TAFI Abalone Section Leader
Craig Mundy said the program had been very successful and
researchers had managed to collect some exciting data.
"This is very much long-term
study - it may be four or five years before we start to
see some clear and repeatable results, but it is important
that this basic research is done," he said.
"We are having to think
outside the square with our approach to this as abalone
are very cryptic - until they reach a certain size, you
don't normally see them, you can't count them and really
you don't know if they are even there.
"Until they are four to six
years old, the juvenile abalone do not come out of hiding.

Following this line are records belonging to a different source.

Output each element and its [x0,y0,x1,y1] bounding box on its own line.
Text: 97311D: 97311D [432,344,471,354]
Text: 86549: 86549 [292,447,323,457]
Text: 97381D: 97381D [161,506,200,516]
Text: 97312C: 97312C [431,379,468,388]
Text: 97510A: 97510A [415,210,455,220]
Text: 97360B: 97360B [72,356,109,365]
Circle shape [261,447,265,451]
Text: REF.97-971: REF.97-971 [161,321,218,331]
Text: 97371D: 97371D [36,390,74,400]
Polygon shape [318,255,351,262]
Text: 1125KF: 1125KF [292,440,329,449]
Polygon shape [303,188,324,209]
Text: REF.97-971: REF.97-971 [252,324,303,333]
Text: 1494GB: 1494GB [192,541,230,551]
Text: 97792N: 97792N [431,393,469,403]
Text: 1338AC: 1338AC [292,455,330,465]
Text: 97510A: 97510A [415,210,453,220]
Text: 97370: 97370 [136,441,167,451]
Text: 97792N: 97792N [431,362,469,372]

Often they do not emerge until just before the size at
which they enter the fishery."
Dr Mundy said if abalone
are being overfished or if some major environmental change
affected the numbers of small abalone, it could be several
years before the full impact on the population would be
realised, by which time it could be too late to do
anything about it.
"There would be no time to
adjust the quota," he said. "So there is a strong desire
amongst the fishers in the industry to know about juvenile
numbers."
"What we have been doing
over the past five days is diving in six main periods -
before sunrise, after sunrise, midday, before sunset,
after sunset and midnight - searching for juveniles," he
said.
Dr Mundy said the
researchers know from work on abalone farms and from
anecdotal information from divers, that the button-size
juveniles are most active at night.
TAFI researchers are using
the information on juvenile activity to design artificial
habitats -which duplicate the habitat favoured by
juveniles. The artificial habitats were put in place this
week.
These habitats will be used
to provide an index of juvenile abundance at several sites
to determine the relationship between the density of
juveniles and the number of harvestable animals present
several years later.
"Knowing the abundance of
juveniles could provide a three to four year advanced
warning of fluctuations in the population and would be an
extremely valuable management tool," Dr Mundy said.
Tasmania's abalone fishery
is one of the first to meet the
Australian Government’s
sustainability standards, having demonstrated that it is
managed in an ecologically sustainable way, and is
therefore exempt from the export controls of the
Environment Protection and
Biodiversity Conservation Act 1999.
The value of the Tasmanian
abalone industry was AUD 129 million last year.